A big difference from SQL is that here we specify the table for the function and then the select command afterwards is related to that table, so we don’t use the traditional select * from table. If we want to show the entire data, we type:

=QUERY(dataset;"select *")
Fig 5
Fig 5 - Selecting all data

Using the function on the A1 cell will make the query show its results on all the next columns and rows that are empty. It is important then to have “clear space” on the spreadsheet. Selecting any cell other than the A1 will show the data as a value, not as a formula.

We can now make filters, ranks and aggregations for example.

=QUERY(dataset;"select B, E, H, I, K, M, N, O where E = 'Brazil' and K < 10000")
Fig 6
Fig 6 - Selecting some columns where the country field is 'Brazil' and there are less than 10.000 speakers for that language
=QUERY(dataset;"select count(B), E, sum(K)/count(B) where K < 5000 group by E")
Fig 7
Fig 7 - Selecting the count of languages with less than 5.000 speakers for each group of values in the Countries column, the value of the Countries column and the ratio between the number of people speaking those languages and the count of the languages, and finally a label for this calculation
=QUERY(dataset;"select B, E, H, K, where E = 'Italy' order by K desc limit 5")
Fig 8
Fig 8 - Selecting languages spoken in Italy, sorting by highest to lowest number of speakers and showing only the first 5 results

This already is a very powerful way to filter data. Google Query Language documentation has the entire list of commands to be used.

We can make things easier for users that are not so experienced with spreadsheets and create an interactive query tool as well. While this will require some work in order to be sure to give plenty of flexibility to the user for the data search, a simple demonstration could be like this:

=QUERY(dataset;"select B, E, H, K where E contains '"&B2&"' and K <= "&B3)
Fig 9
Fig 9 - Here we created a little search box with a field for the countries and a space to enter the max number of speakers. As soon as these values are inserted the query selects the data accordingly

The dropdown menu can be done with a right click on the cell and then selecting ‘Data Validation’.

Fig 10
Fig 10 - Creating input validation

We can also have some automated charts. In this example I show a simple example where we plot a bar chart with the top-10 languages in terms of number of speakers (when they have equal or less than 1 million people speaking them).

Fig 11
Fig 11 - Automated chart based on search criteria

The title of the chart is written on a normal cell, with some concatenation to get the name of what was written in the Country/Countries field.

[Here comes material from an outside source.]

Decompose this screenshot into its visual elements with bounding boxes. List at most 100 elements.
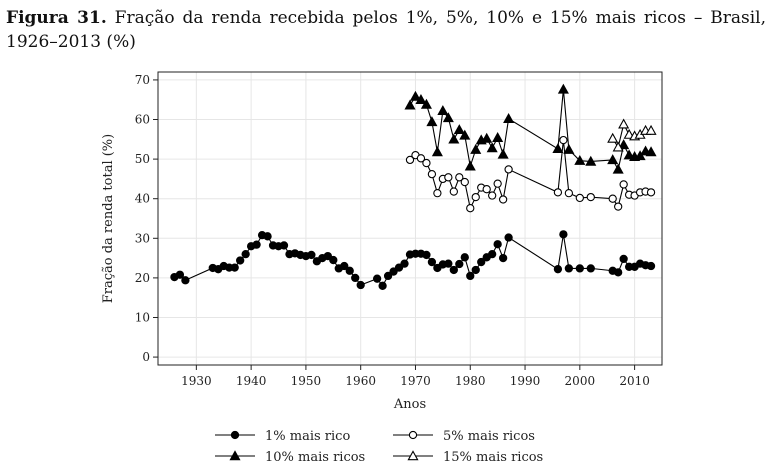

Another interesting tip is that the query can perfectly be hidden in another spreadsheet (or maybe just put the chart on top of the query result) and the final user can have access only to the search box and the chart.

It is important that the chart should not be limited by its own parameters; that means that the user shouldn’t put the number of rows to be plotted. Rather than that, the best idea is to just select the entire columns (or, in this case, A6:D) and use the limit command to specify how many observations will be selected.

Conclusion

Google Sheets is a great free tool that allows some very nice creations using not so big datasets. There are some issues, mainly the lack of a join command to join and merge different tables. It can still be done, however it is not optimal. We will explore these options on future posts.

For simple work and for dealing with online Google Forms, this kind of approach using QUERY, automated charts and other kind of reports is amazing and produces good and quick results.